A primeira vez que fui à residência oficial da Embaixada do Brasil, lá em Quito, onde vivi de 80 a 95, fiquei deslumbrada com sua arquitetura, com seu jardim e com as obras de arte que havia por toda parte, com destaque para uma coleção incrível de esculturas africanas de madeira negra, que o embaixador-poeta João Cabral de Melo Neto havia reunido no Senegal, o último posto em que servira.

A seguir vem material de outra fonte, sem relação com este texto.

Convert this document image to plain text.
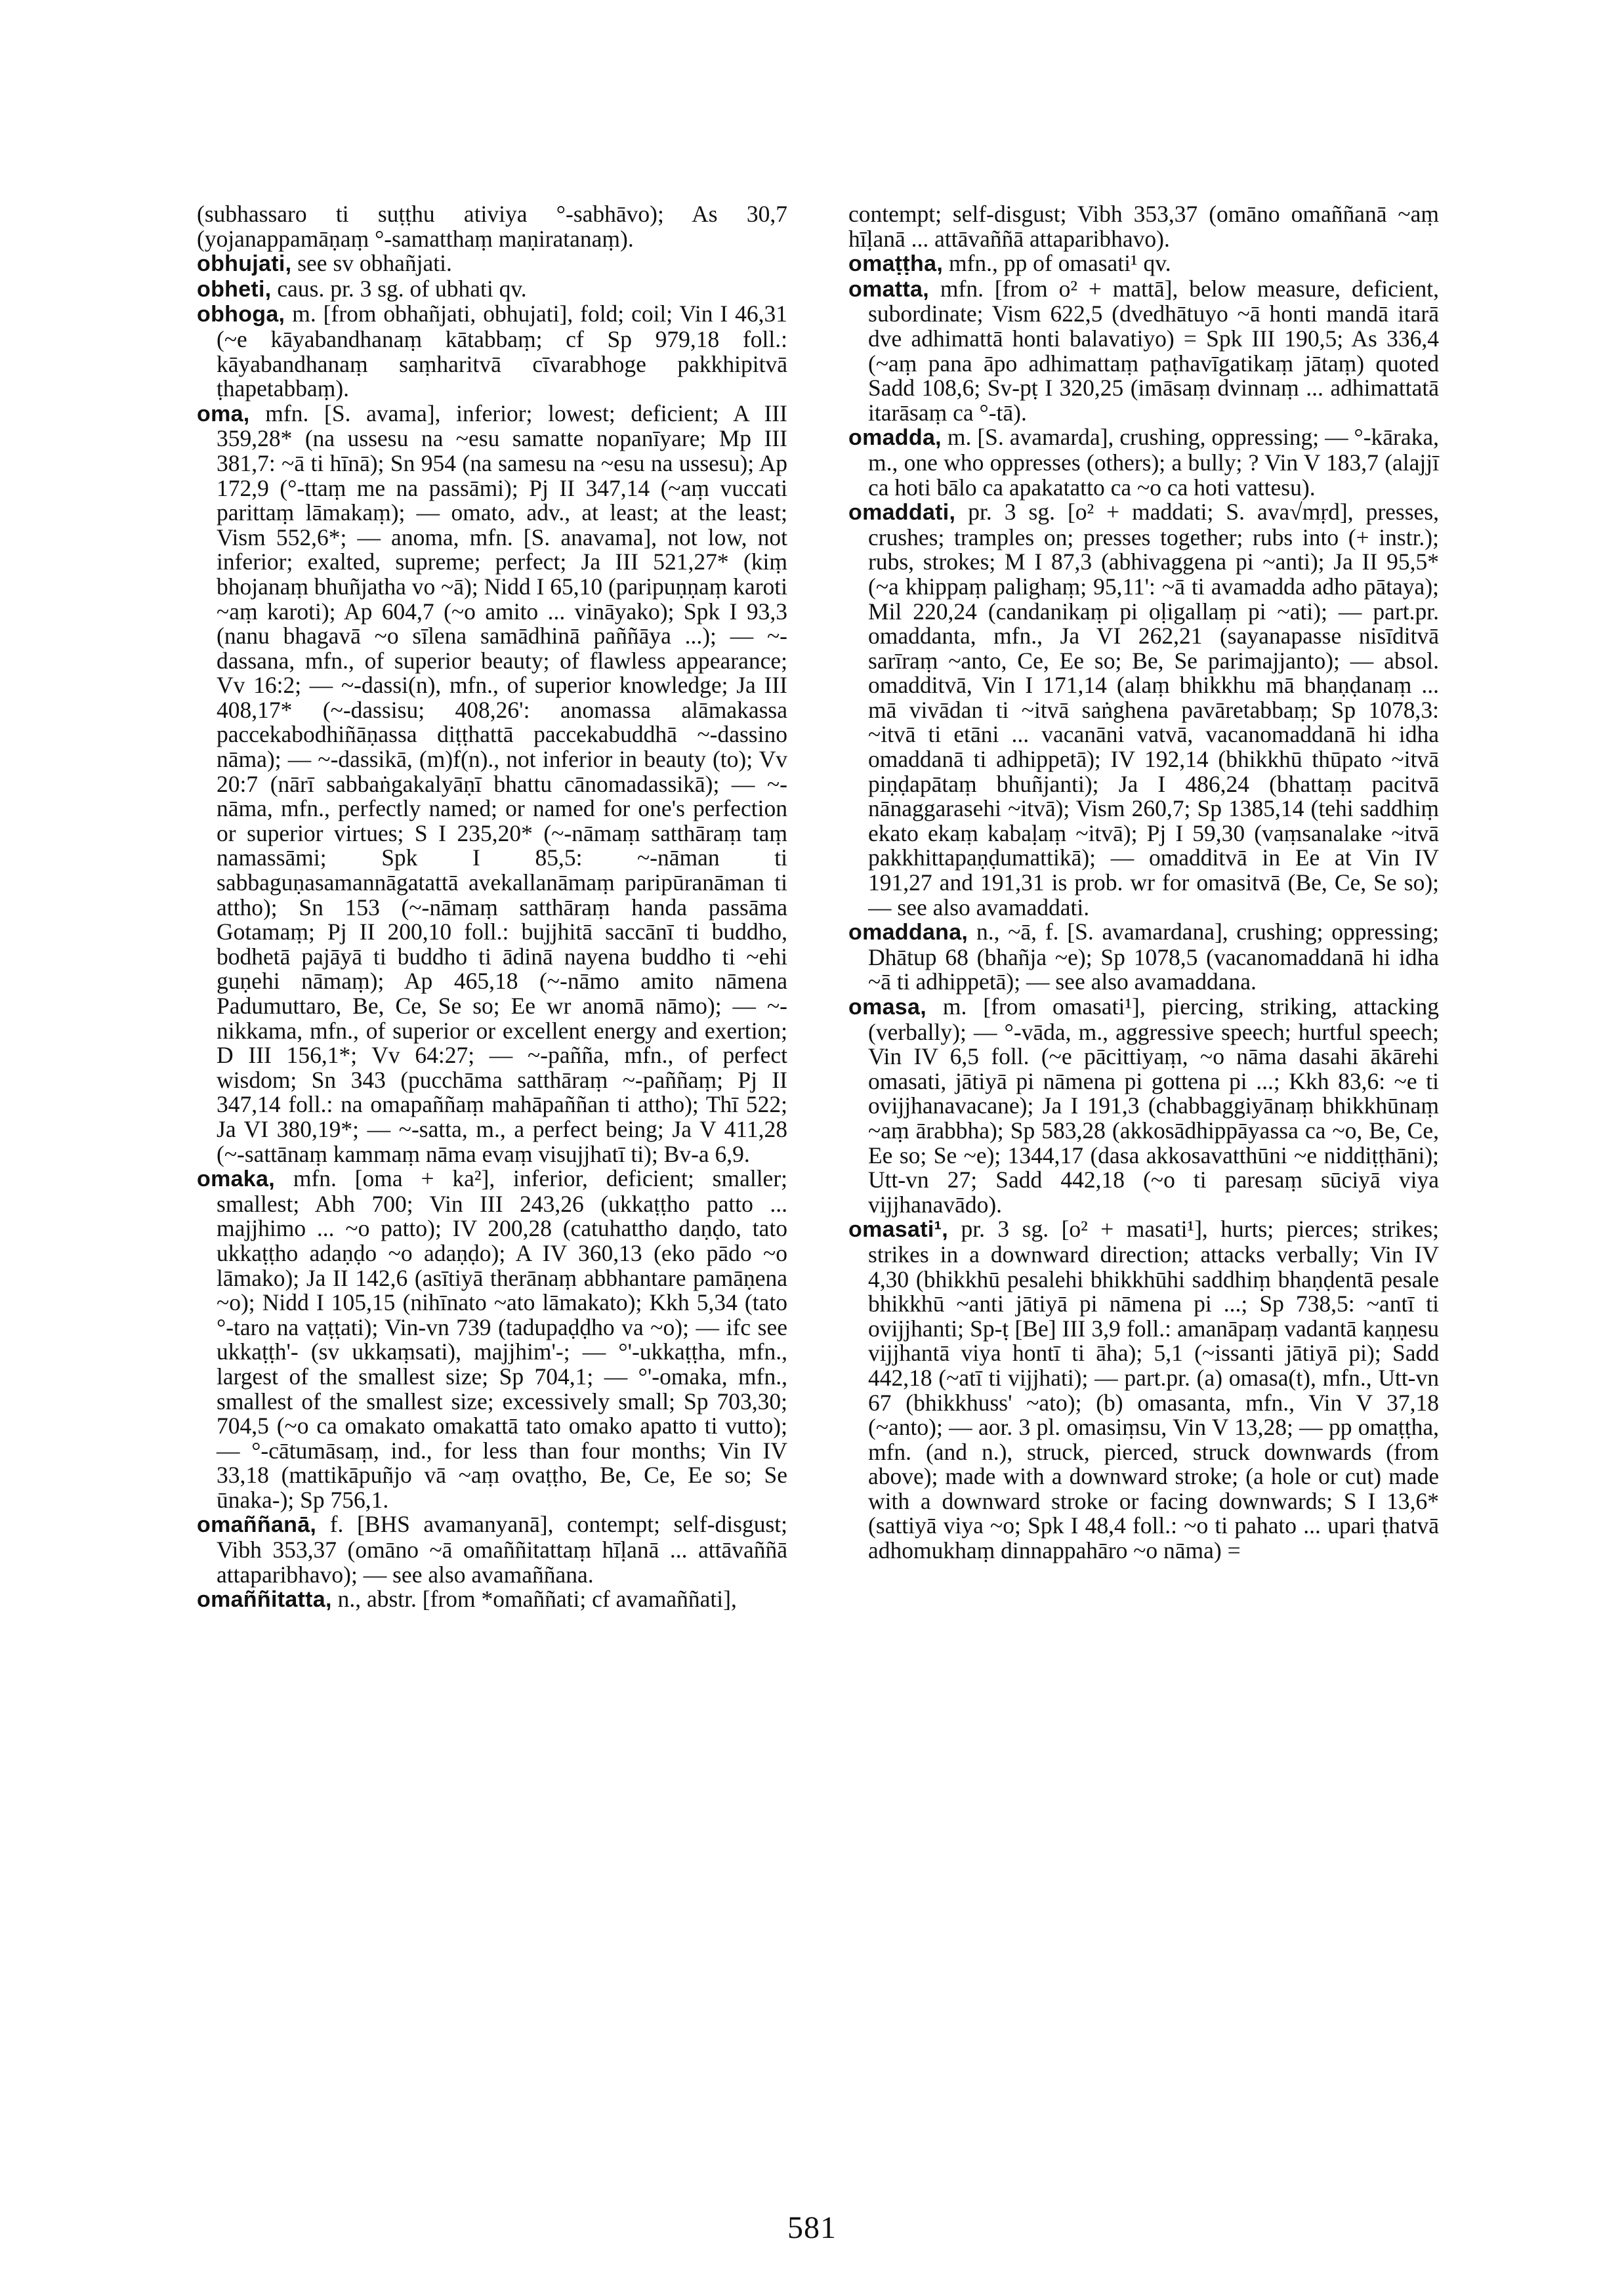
(subhassaro ti suṭṭhu ativiya °-sabhāvo); As 30,7 (yojanappamāṇaṃ °-samatthaṃ maṇiratanaṃ).

obhujati, see sv obhañjati.

obheti, caus. pr. 3 sg. of ubhati qv.

obhoga, m. [from obhañjati, obhujati], fold; coil; Vin I 46,31 (~e kāyabandhanaṃ kātabbaṃ; cf Sp 979,18 foll.: kāyabandhanaṃ saṃharitvā cīvarabhoge pakkhipitvā ṭhapetabbaṃ).

oma, mfn. [S. avama], inferior; lowest; deficient; A III 359,28* (na ussesu na ~esu samatte nopanīyare; Mp III 381,7: ~ā ti hīnā); Sn 954 (na samesu na ~esu na ussesu); Ap 172,9 (°-ttaṃ me na passāmi); Pj II 347,14 (~aṃ vuccati parittaṃ lāmakaṃ); — omato, adv., at least; at the least; Vism 552,6*; — anoma, mfn. [S. anavama], not low, not inferior; exalted, supreme; perfect; Ja III 521,27* (kiṃ bhojanaṃ bhuñjatha vo ~ā); Nidd I 65,10 (paripuṇṇaṃ karoti ~aṃ karoti); Ap 604,7 (~o amito ... vināyako); Spk I 93,3 (nanu bhagavā ~o sīlena samādhinā paññāya ...); — ~-dassana, mfn., of superior beauty; of flawless appearance; Vv 16:2; — ~-dassi(n), mfn., of superior knowledge; Ja III 408,17* (~-dassisu; 408,26': anomassa alāmakassa paccekabodhiñāṇassa diṭṭhattā paccekabuddhā ~-dassino nāma); — ~-dassikā, (m)f(n)., not inferior in beauty (to); Vv 20:7 (nārī sabbaṅgakalyāṇī bhattu cānomadassikā); — ~-nāma, mfn., perfectly named; or named for one's perfection or superior virtues; S I 235,20* (~-nāmaṃ satthāraṃ taṃ namassāmi; Spk I 85,5: ~-nāman ti sabbaguṇasamannāgatattā avekallanāmaṃ paripūranāman ti attho); Sn 153 (~-nāmaṃ satthāraṃ handa passāma Gotamaṃ; Pj II 200,10 foll.: bujjhitā saccānī ti buddho, bodhetā pajāyā ti buddho ti ādinā nayena buddho ti ~ehi guṇehi nāmaṃ); Ap 465,18 (~-nāmo amito nāmena Padumuttaro, Be, Ce, Se so; Ee wr anomā nāmo); — ~-nikkama, mfn., of superior or excellent energy and exertion; D III 156,1*; Vv 64:27; — ~-pañña, mfn., of perfect wisdom; Sn 343 (pucchāma satthāraṃ ~-paññaṃ; Pj II 347,14 foll.: na omapaññaṃ mahāpaññan ti attho); Thī 522; Ja VI 380,19*; — ~-satta, m., a perfect being; Ja V 411,28 (~-sattānaṃ kammaṃ nāma evaṃ visujjhatī ti); Bv-a 6,9.

omaka, mfn. [oma + ka²], inferior, deficient; smaller; smallest; Abh 700; Vin III 243,26 (ukkaṭṭho patto ... majjhimo ... ~o patto); IV 200,28 (catuhattho daṇḍo, tato ukkaṭṭho adaṇḍo ~o adaṇḍo); A IV 360,13 (eko pādo ~o lāmako); Ja II 142,6 (asītiyā therānaṃ abbhantare pamāṇena ~o); Nidd I 105,15 (nihīnato ~ato lāmakato); Kkh 5,34 (tato °-taro na vaṭṭati); Vin-vn 739 (tadupaḍḍho va ~o); — ifc see ukkaṭṭh'- (sv ukkaṃsati), majjhim'-; — °'-ukkaṭṭha, mfn., largest of the smallest size; Sp 704,1; — °'-omaka, mfn., smallest of the smallest size; excessively small; Sp 703,30; 704,5 (~o ca omakato omakattā tato omako apatto ti vutto); — °-cātumāsaṃ, ind., for less than four months; Vin IV 33,18 (mattikāpuñjo vā ~aṃ ovaṭṭho, Be, Ce, Ee so; Se ūnaka-); Sp 756,1.

omaññanā, f. [BHS avamanyanā], contempt; self-disgust; Vibh 353,37 (omāno ~ā omaññitattaṃ hīḷanā ... attāvaññā attaparibhavo); — see also avamaññana.

omaññitatta, n., abstr. [from *omaññati; cf avamaññati],

contempt; self-disgust; Vibh 353,37 (omāno omaññanā ~aṃ hīḷanā ... attāvaññā attaparibhavo).

omaṭṭha, mfn., pp of omasati¹ qv.

omatta, mfn. [from o² + mattā], below measure, deficient, subordinate; Vism 622,5 (dvedhātuyo ~ā honti mandā itarā dve adhimattā honti balavatiyo) = Spk III 190,5; As 336,4 (~aṃ pana āpo adhimattaṃ paṭhavīgatikaṃ jātaṃ) quoted Sadd 108,6; Sv-pṭ I 320,25 (imāsaṃ dvinnaṃ ... adhimattatā itarāsaṃ ca °-tā).

omadda, m. [S. avamarda], crushing, oppressing; — °-kāraka, m., one who oppresses (others); a bully; ? Vin V 183,7 (alajjī ca hoti bālo ca apakatatto ca ~o ca hoti vattesu).

omaddati, pr. 3 sg. [o² + maddati; S. ava√mṛd], presses, crushes; tramples on; presses together; rubs into (+ instr.); rubs, strokes; M I 87,3 (abhivaggena pi ~anti); Ja II 95,5* (~a khippaṃ palighaṃ; 95,11': ~ā ti avamadda adho pātaya); Mil 220,24 (candanikaṃ pi oḷigallaṃ pi ~ati); — part.pr. omaddanta, mfn., Ja VI 262,21 (sayanapasse nisīditvā sarīraṃ ~anto, Ce, Ee so; Be, Se parimajjanto); — absol. omadditvā, Vin I 171,14 (alaṃ bhikkhu mā bhaṇḍanaṃ ... mā vivādan ti ~itvā saṅghena pavāretabbaṃ; Sp 1078,3: ~itvā ti etāni ... vacanāni vatvā, vacanomaddanā hi idha omaddanā ti adhippetā); IV 192,14 (bhikkhū thūpato ~itvā piṇḍapātaṃ bhuñjanti); Ja I 486,24 (bhattaṃ pacitvā nānaggarasehi ~itvā); Vism 260,7; Sp 1385,14 (tehi saddhiṃ ekato ekaṃ kabaḷaṃ ~itvā); Pj I 59,30 (vaṃsanalake ~itvā pakkhittapaṇḍumattikā); — omadditvā in Ee at Vin IV 191,27 and 191,31 is prob. wr for omasitvā (Be, Ce, Se so); — see also avamaddati.

omaddana, n., ~ā, f. [S. avamardana], crushing; oppressing; Dhātup 68 (bhañja ~e); Sp 1078,5 (vacanomaddanā hi idha ~ā ti adhippetā); — see also avamaddana.

omasa, m. [from omasati¹], piercing, striking, attacking (verbally); — °-vāda, m., aggressive speech; hurtful speech; Vin IV 6,5 foll. (~e pācittiyaṃ, ~o nāma dasahi ākārehi omasati, jātiyā pi nāmena pi gottena pi ...; Kkh 83,6: ~e ti ovijjhanavacane); Ja I 191,3 (chabbaggiyānaṃ bhikkhūnaṃ ~aṃ ārabbha); Sp 583,28 (akkosādhippāyassa ca ~o, Be, Ce, Ee so; Se ~e); 1344,17 (dasa akkosavatthūni ~e niddiṭṭhāni); Utt-vn 27; Sadd 442,18 (~o ti paresaṃ sūciyā viya vijjhanavādo).

omasati¹, pr. 3 sg. [o² + masati¹], hurts; pierces; strikes; strikes in a downward direction; attacks verbally; Vin IV 4,30 (bhikkhū pesalehi bhikkhūhi saddhiṃ bhaṇḍentā pesale bhikkhū ~anti jātiyā pi nāmena pi ...; Sp 738,5: ~antī ti ovijjhanti; Sp-ṭ [Be] III 3,9 foll.: amanāpaṃ vadantā kaṇṇesu vijjhantā viya hontī ti āha); 5,1 (~issanti jātiyā pi); Sadd 442,18 (~atī ti vijjhati); — part.pr. (a) omasa(t), mfn., Utt-vn 67 (bhikkhuss' ~ato); (b) omasanta, mfn., Vin V 37,18 (~anto); — aor. 3 pl. omasiṃsu, Vin V 13,28; — pp omaṭṭha, mfn. (and n.), struck, pierced, struck downwards (from above); made with a downward stroke; (a hole or cut) made with a downward stroke or facing downwards; S I 13,6* (sattiyā viya ~o; Spk I 48,4 foll.: ~o ti pahato ... upari ṭhatvā adhomukhaṃ dinnappahāro ~o nāma) =

581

E enquanto eu estava lá, pensando em por que um país pobre como o Brasil gasta tanto com seu serviço exterior, posando de superpotência, entrou no salão em que estávamos um indígena idoso, vestido de mordomo inglês, com luvas brancas e tudo, para perguntar à embaixatriz se o jantar já podia ser servido.
Logo depois, fomos conduzidos a outro salão, onde tive de fazer um esforço descomunal para não ficar o tempo todo com a cabeça virada para cima, de tão impressionada que estava com o teto de madeira esculpido em alto-relevo e folheado a ouro, no estilo barroco quitenho.

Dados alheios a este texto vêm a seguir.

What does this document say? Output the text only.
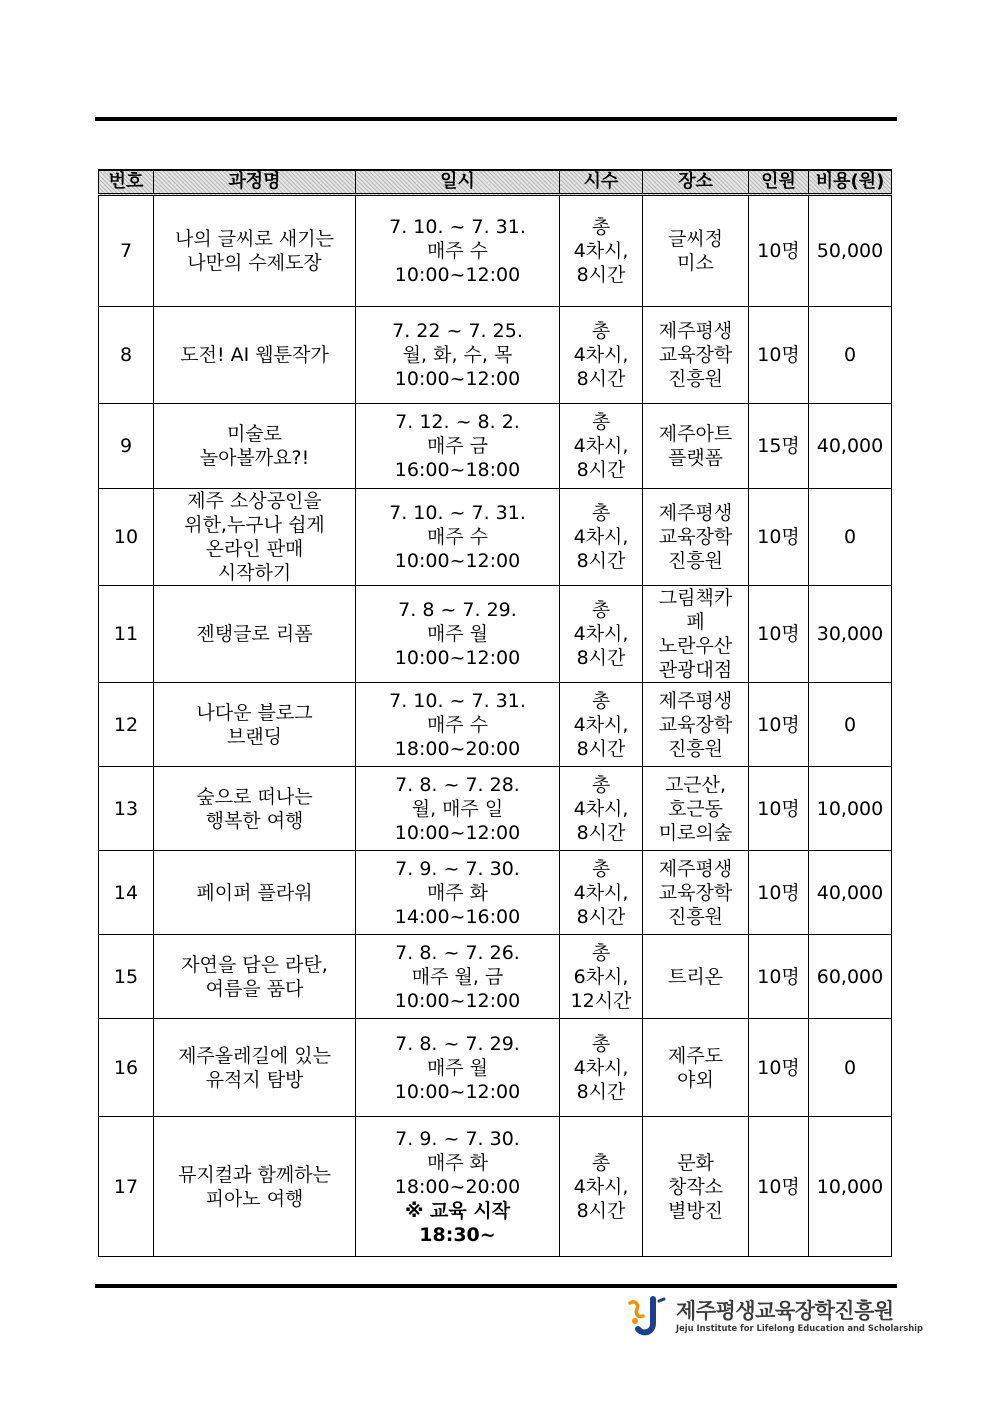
번호	과정명	일시	시수	장소	인원	비용(원)
7	나의 글씨로 새기는
나만의 수제도장	7. 10. ~ 7. 31.
매주 수
10:00~12:00	총
4차시,
8시간	글씨정
미소	10명	50,000
8	도전! AI 웹툰작가	7. 22 ~ 7. 25.
월, 화, 수, 목
10:00~12:00	총
4차시,
8시간	제주평생
교육장학
진흥원	10명	0
9	미술로
놀아볼까요?!	7. 12. ~ 8. 2.
매주 금
16:00~18:00	총
4차시,
8시간	제주아트
플랫폼	15명	40,000
10	제주 소상공인을
위한,누구나 쉽게
온라인 판매
시작하기	7. 10. ~ 7. 31.
매주 수
10:00~12:00	총
4차시,
8시간	제주평생
교육장학
진흥원	10명	0
11	젠탱글로 리폼	7. 8 ~ 7. 29.
매주 월
10:00~12:00	총
4차시,
8시간	그림책카
페
노란우산
관광대점	10명	30,000
12	나다운 블로그
브랜딩	7. 10. ~ 7. 31.
매주 수
18:00~20:00	총
4차시,
8시간	제주평생
교육장학
진흥원	10명	0
13	숲으로 떠나는
행복한 여행	7. 8. ~ 7. 28.
월, 매주 일
10:00~12:00	총
4차시,
8시간	고근산,
호근동
미로의숲	10명	10,000
14	페이퍼 플라워	7. 9. ~ 7. 30.
매주 화
14:00~16:00	총
4차시,
8시간	제주평생
교육장학
진흥원	10명	40,000
15	자연을 담은 라탄,
여름을 품다	7. 8. ~ 7. 26.
매주 월, 금
10:00~12:00	총
6차시,
12시간	트리온	10명	60,000
16	제주올레길에 있는
유적지 탐방	7. 8. ~ 7. 29.
매주 월
10:00~12:00	총
4차시,
8시간	제주도
야외	10명	0
17	뮤지컬과 함께하는
피아노 여행	7. 9. ~ 7. 30.
매주 화
18:00~20:00
※ 교육 시작
18:30~	총
4차시,
8시간	문화
창작소
별방진	10명	10,000
제주평생교육장학진흥원
Jeju Institute for Lifelong Education and Scholarship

Como trabalhava na Embaixada, sabia exatamente por que tinha sido convidada para aquele jantar (diplomatas não pregam prego sem estopa), e que o pessoal do Cerimonial havia ficado horas e horas decidindo o lugar de cada pessoa à mesa, para que as conversas fossem produtivas e agradáveis e não houvesse o risco de ocorrer algum conflito.
Éramos 24 (em um “jantar sentado”, no meio diplomático, o número de pessoas à mesa é sempre par, e o de homens e mulheres, igual) e, enquanto dava uma “bizoiada” nos demais convidados, entrou na sala Umbertito, o mordomo, seguido de dois outros indígenas com uniformes impecáveis de garçom.
E, logo, o jantar estava sendo servido à francesa e eu, ali, imaginando o quanto os três deviam achar engraçada toda aquela “mise-em-scène”.
Antes de sair, dei uma passada na cozinha, para elogiar o trabalho do pessoal que havia preparado o jantar, e lá estava o Umbertito acocorado, em um canto, tirando a comida de uma tigela com a mão, como costumam comer muitos indígenas em suas comunidades.
Tempos depois, eu o encontrei como protagonista do livro Meu tio Atahualpa, em que o folclorista Paulo de Carvalho Neto, que conheceu bem os meandros da Embaixada, relata a história de um mordomo idoso que prepara o sobrinho para substitui-lo.
Eis um dos ensinamentos que o sobrinho jamais esqueceu: “Sempre que fores servir a sopa ao Embaixador, dá uma cuspidinha dentro do prato, pois eu fiz isto uma vez e, naquele dia, ele falou que estava uma delícia”.